Since most of you probably haven't heard of TZR, here's a quick recap of my post: In my digital farewell, I talked about why I did what I did, outlined a few things I learned, and shared what I planned to do next. Since then, I realized I should have elaborated more on my lessons learned because I feel they have been misinterpreted. I could do that on The Zonie Report, or I could do that here for the greater good of online journalists. I chose the latter.

What follows is a top five list of things I learned along the way of running a critically acclaimed but commercially unsuccessful news website in the great state of Arizona. I am applying what I learned to CityCircles, a hyper-local information tool for light rail riders and nearby residents in Phoenix, and I hope this comes in handy for your respective online journalism projects as well.

Lessons Learned

  1. Identify the community you are serving and get really, really close to it. On The Zonie Report, I tried to write about "the rest of the Arizona story" (thank you, Paul Harvey) by focusing on regional and statewide topics that I felt mainstream media outlets missed. Great idea, except I was entering the "being all things to all people" territory that challenges metro newspaper coverage today. With CityCircles, we are drilling down to everything within a five-block radius of Phoenix light rail stops, which run for 20 miles. This is much more efficient and doable -- and more relevant for a higher concentration of folks.
  2. Differentiate your presentation, voice and method as much as possible. This one may seem obvious, but shouldn't be overlooked. At TZR, I tried to write with more of a folksy style, and I think people enjoyed it. It engenders conversation, comments and trackbacks (which help site visibility) while appealing to readers. If they want drier or more official writing, there's a lot to choose from.
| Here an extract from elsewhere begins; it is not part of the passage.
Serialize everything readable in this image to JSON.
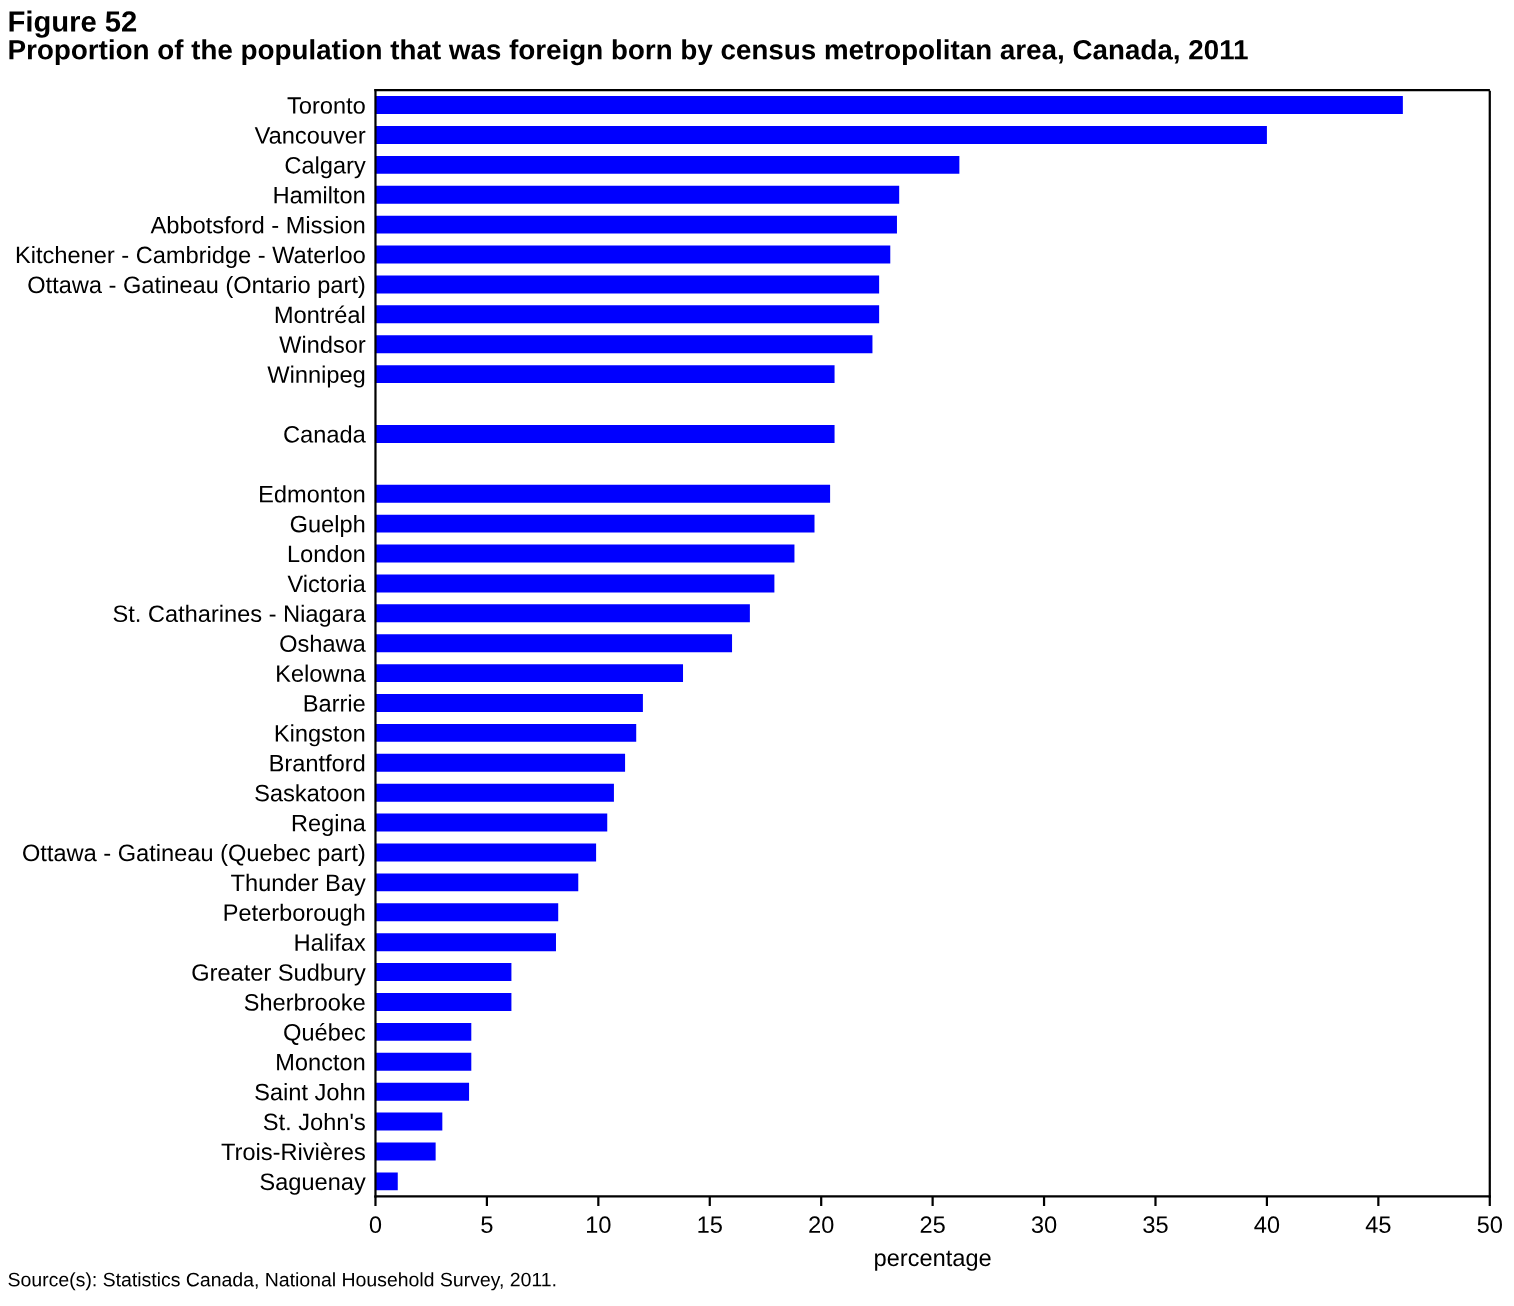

Experiment with a weekly editor's video/podcast. Make yourself "human" - and not just an unseen editor - as much as possible.
  3. Identify your competition, then link to them whenever possible. First, use of the word "competition" in online media can be debated, but any journalists reading this will know it's a commonly used term in the industry. This may seem like heresy, but don't be afraid to link to other sites with overlapping work. It's good practice and a good service to readers, and it can help with site visibility in the long run. One of the most successful things I did at TZR was find the most interesting statewide news stories of the day from rural news outlets and point to it. I plan to do the same kind of linking with CityCircles.
  4. Use social media for more than just marketing. On New Year's Day, David Carr of The New York Times wrote a great post about Twitter. He quoted Steven Johnson, a tech observer who wrote about the 140-character phenom for Time, as saying that Twitter "is looking more and more like plumbing, and plumbing is eternal." I agree. My point is that a tool where millions of people can write about anything at any given moment on almost any device is incredibly more powerful than something that you'd just use to market your stories on your website. That's mostly how I used it at TZR; at CityCircles, we've bent Twitter so that train passengers can "tweet" all types of content - from news to events to classifieds and more - across any of the train stops. Be creative with these tools.
  5. Put together a business plan that acts like online ad revenues don't exist. Banner ad networks continue to drive online advertising prices into the floor. Unless your startup is the next Facebook and can produce volume and deep targeting, you will need a more diverse plan for sustainability. I tried this with TZR and it went almost nowhere. At CityCircles, our initial plan is to bundle online advertising with other marketing services for light rail merchants, and to make it very affordable. This may change, but, for now, we're rolling with it.

And on that note, I'd like to add more thing: Never be afraid to change your strategy on anything. The biggest mistake I made with The Zonie Report was taking too much time to let go of ideas/concepts that weren't working. Don't do this. It will bog you down - and keep you from the ideas/concepts that really do work.